Un point de départ pour des actions «ascendantes» de plus long terme

La préoccupation de la méthode à "rendre les habitants acteurs" est également soulignée.
Au-delà de l’observation et de l’interview d’usagers sur le terrain, l’exercice permet d’identifier de manière très pragmatique des partenaires qu’il serait intéressant d’associer pour construire des projets de plus long terme sur le site.
Bien sûr, cette méthode n’est pas la seule utilisable, ni la seule qui prenne en compte les usages des habitants.
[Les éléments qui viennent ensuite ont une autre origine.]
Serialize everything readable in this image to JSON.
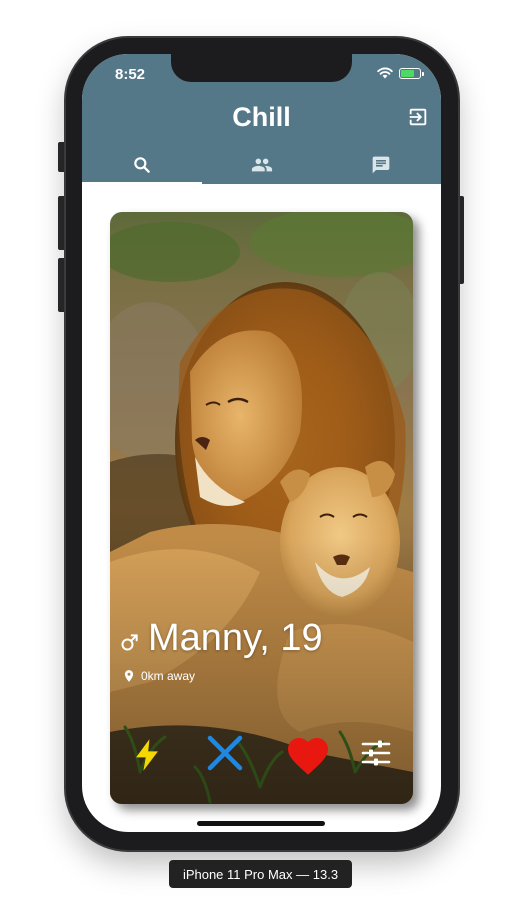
{
  "status_bar": {
    "time": "8:52",
    "battery_level": 0.75
  },
  "header": {
    "title": "Chill"
  },
  "tabs": [
    {
      "icon": "search-icon",
      "active": true
    },
    {
      "icon": "people-icon",
      "active": false
    },
    {
      "icon": "chat-icon",
      "active": false
    }
  ],
  "profile": {
    "name_age": "Manny, 19",
    "gender_icon": "male-symbol-icon",
    "distance": "0km away"
  },
  "actions": [
    {
      "icon": "lightning-bolt-icon",
      "color": "#f5d800"
    },
    {
      "icon": "close-x-icon",
      "color": "#1e88e5"
    },
    {
      "icon": "heart-icon",
      "color": "#e8170f"
    },
    {
      "icon": "sliders-icon",
      "color": "#ffffff"
    }
  ],
  "colors": {
    "app_bar": "#557889"
  },
  "simulator_label": "iPhone 11 Pro Max — 13.3"
}
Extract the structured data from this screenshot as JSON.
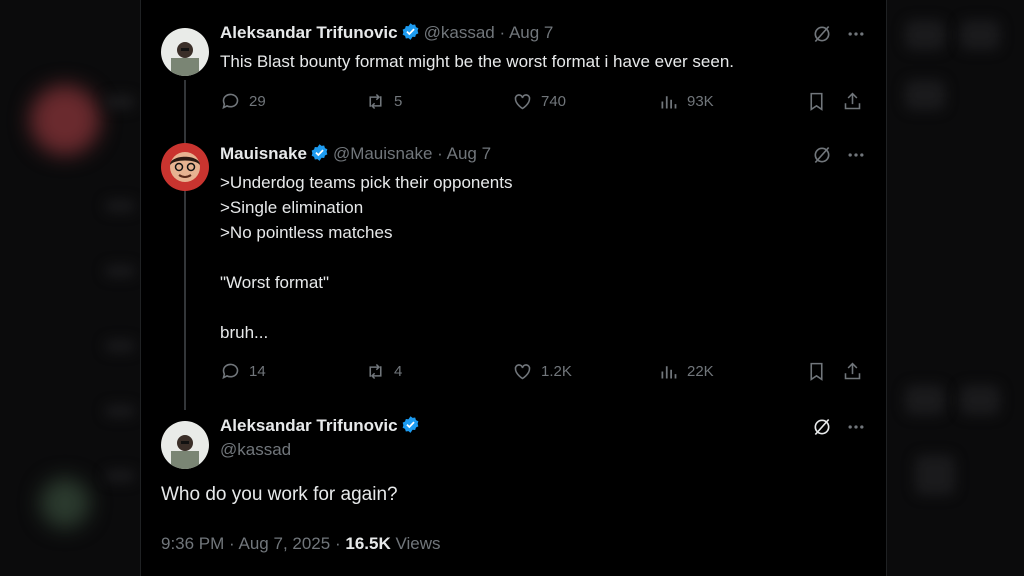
{
  "tweets": [
    {
      "author": "Aleksandar Trifunovic",
      "handle": "@kassad",
      "sep": "·",
      "date": "Aug 7",
      "text": "This Blast bounty format might be the worst format i have ever seen.",
      "replies": "29",
      "retweets": "5",
      "likes": "740",
      "views": "93K"
    },
    {
      "author": "Mauisnake",
      "handle": "@Mauisnake",
      "sep": "·",
      "date": "Aug 7",
      "text": ">Underdog teams pick their opponents\n>Single elimination\n>No pointless matches\n\n\"Worst format\"\n\nbruh...",
      "replies": "14",
      "retweets": "4",
      "likes": "1.2K",
      "views": "22K"
    }
  ],
  "main_tweet": {
    "author": "Aleksandar Trifunovic",
    "handle": "@kassad",
    "text": "Who do you work for again?",
    "time": "9:36 PM",
    "date": "Aug 7, 2025",
    "views_count": "16.5K",
    "views_label": "Views",
    "sep": "·"
  },
  "colors": {
    "verified": "#1d9bf0",
    "muted": "#71767b",
    "text": "#e7e9ea",
    "background": "#000000"
  },
  "icons": [
    "verified-badge-icon",
    "grok-icon",
    "more-icon",
    "reply-icon",
    "retweet-icon",
    "like-icon",
    "views-icon",
    "bookmark-icon",
    "share-icon"
  ]
}
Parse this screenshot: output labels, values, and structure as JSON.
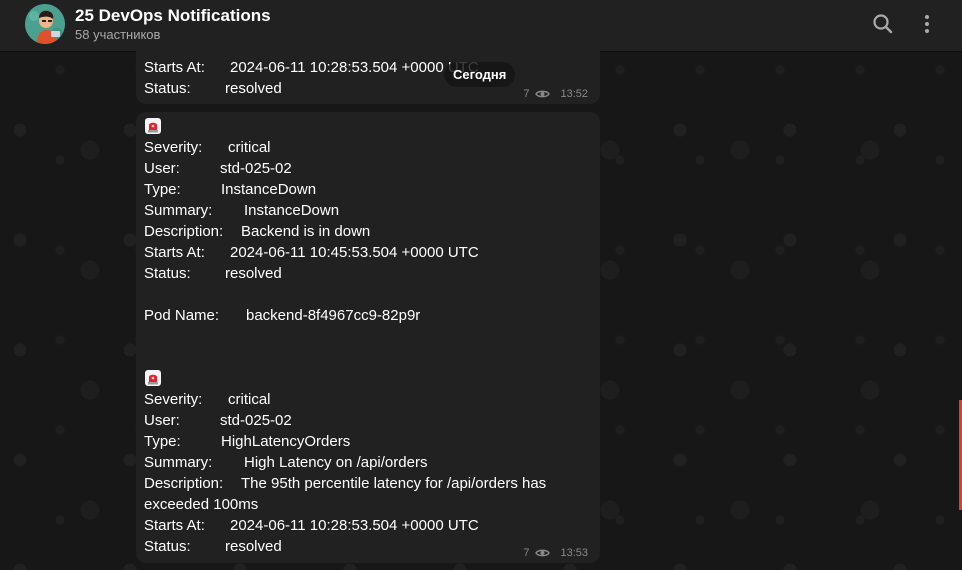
{
  "header": {
    "title": "25 DevOps Notifications",
    "subtitle": "58 участников"
  },
  "date_separator": "Сегодня",
  "messages": [
    {
      "lines": [
        {
          "label": "Starts At:",
          "value": "2024-06-11 10:28:53.504 +0000 UTC"
        },
        {
          "label": "Status:",
          "value": "resolved"
        }
      ],
      "views": "7",
      "time": "13:52"
    },
    {
      "alerts": [
        {
          "severity_label": "Severity:",
          "severity": "critical",
          "user_label": "User:",
          "user": "std-025-02",
          "type_label": "Type:",
          "type": "InstanceDown",
          "summary_label": "Summary:",
          "summary": "InstanceDown",
          "description_label": "Description:",
          "description": "Backend is in down",
          "starts_label": "Starts At:",
          "starts": "2024-06-11 10:45:53.504 +0000 UTC",
          "status_label": "Status:",
          "status": "resolved",
          "pod_label": "Pod Name:",
          "pod": "backend-8f4967cc9-82p9r"
        },
        {
          "severity_label": "Severity:",
          "severity": "critical",
          "user_label": "User:",
          "user": "std-025-02",
          "type_label": "Type:",
          "type": "HighLatencyOrders",
          "summary_label": "Summary:",
          "summary": "High Latency on /api/orders",
          "description_label": "Description:",
          "description": "The 95th percentile latency for /api/orders has",
          "description_cont": "exceeded 100ms",
          "starts_label": "Starts At:",
          "starts": "2024-06-11 10:28:53.504 +0000 UTC",
          "status_label": "Status:",
          "status": "resolved"
        }
      ],
      "views": "7",
      "time": "13:53"
    }
  ],
  "icons": {
    "siren": "police-car-light-icon",
    "views": "eye-icon",
    "search": "search-icon",
    "menu": "more-vertical-icon"
  },
  "colors": {
    "background": "#171717",
    "header": "#212121",
    "bubble": "#212121",
    "meta_text": "#8a8a8a",
    "siren_red": "#e8212e"
  }
}
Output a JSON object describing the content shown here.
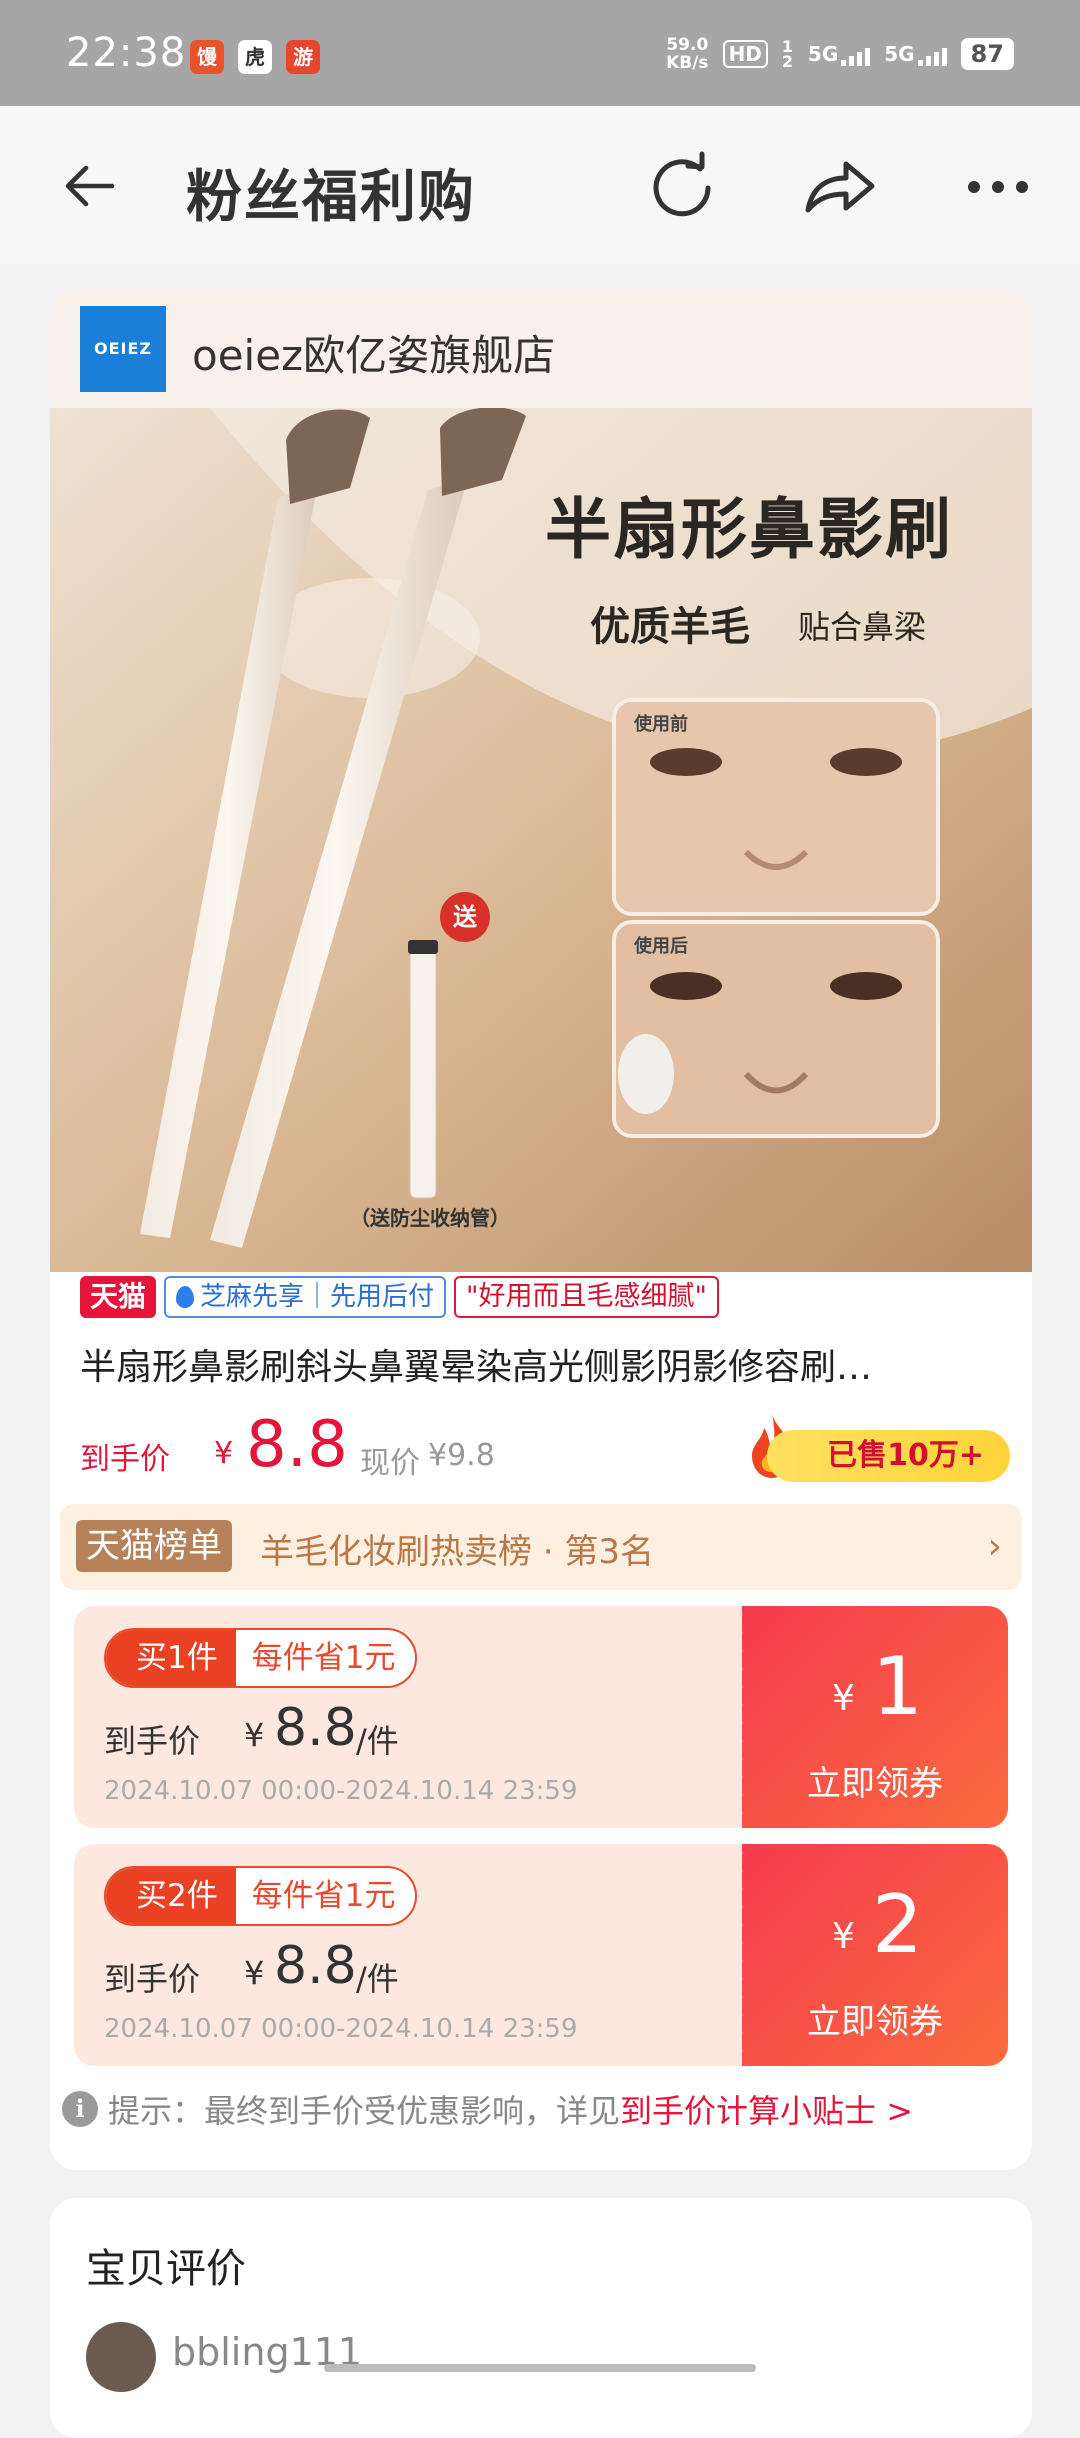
{
  "status_bar": {
    "time": "22:38",
    "app_icons": [
      "馒",
      "虎",
      "游"
    ],
    "speed": "59.0",
    "speed_unit": "KB/s",
    "hd": "HD",
    "sim": "1 2",
    "net1": "5G",
    "net2": "5G",
    "battery": "87"
  },
  "header": {
    "title": "粉丝福利购"
  },
  "store": {
    "logo_text": "OEIEZ",
    "name": "oeiez欧亿姿旗舰店"
  },
  "hero": {
    "headline": "半扇形鼻影刷",
    "sub1": "优质羊毛",
    "sub2": "贴合鼻梁",
    "before_label": "使用前",
    "after_label": "使用后",
    "gift_badge": "送",
    "tube_caption": "（送防尘收纳管）"
  },
  "badges": {
    "tmall": "天猫",
    "zhima": "芝麻先享｜先用后付",
    "quote": "\"好用而且毛感细腻\""
  },
  "product": {
    "title": "半扇形鼻影刷斜头鼻翼晕染高光侧影阴影修容刷…",
    "final_price_label": "到手价",
    "currency": "¥",
    "final_price": "8.8",
    "current_price_label": "现价",
    "current_price": "¥9.8",
    "sold": "已售10万+"
  },
  "rank": {
    "tag": "天猫榜单",
    "text": "羊毛化妆刷热卖榜 · 第3名",
    "chevron": "›"
  },
  "coupons": [
    {
      "qty": "买1件",
      "saving": "每件省1元",
      "price_label": "到手价",
      "currency": "¥",
      "price": "8.8",
      "unit": "/件",
      "period": "2024.10.07 00:00-2024.10.14 23:59",
      "amount_currency": "¥",
      "amount": "1",
      "claim": "立即领券"
    },
    {
      "qty": "买2件",
      "saving": "每件省1元",
      "price_label": "到手价",
      "currency": "¥",
      "price": "8.8",
      "unit": "/件",
      "period": "2024.10.07 00:00-2024.10.14 23:59",
      "amount_currency": "¥",
      "amount": "2",
      "claim": "立即领券"
    }
  ],
  "tip": {
    "icon": "i",
    "text": "提示：最终到手价受优惠影响，详见",
    "link": "到手价计算小贴士 >"
  },
  "reviews": {
    "title": "宝贝评价",
    "first_user": "bbling111"
  },
  "colors": {
    "accent": "#e4153a",
    "coupon_bg": "#fce8df",
    "coupon_right": "#f53b4e",
    "rank_bg": "#fdf0e0",
    "status_bar": "#a6a6a6"
  }
}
Mais sa facilité de mise en oeuvre en fait un atout pour l’intégrer à des pratiques professionnelles.

En conclusion

L’expérimentation du placemaking, au travers du Place Game, a permis de découvrir une méthode dynamique qui allie le plaisir de l’observation,
l’échange des points de vue et beaucoup de créativité. Ses atouts : la simplicité de la méthode, sa capacité à faire émerger des propositions de court terme, sa reproductibilité.


Elle a paru particulièrement adaptée pour des propositions de court terme sur des espaces publics définis, tout en pouvant être intégrée à des projets de plus long terme.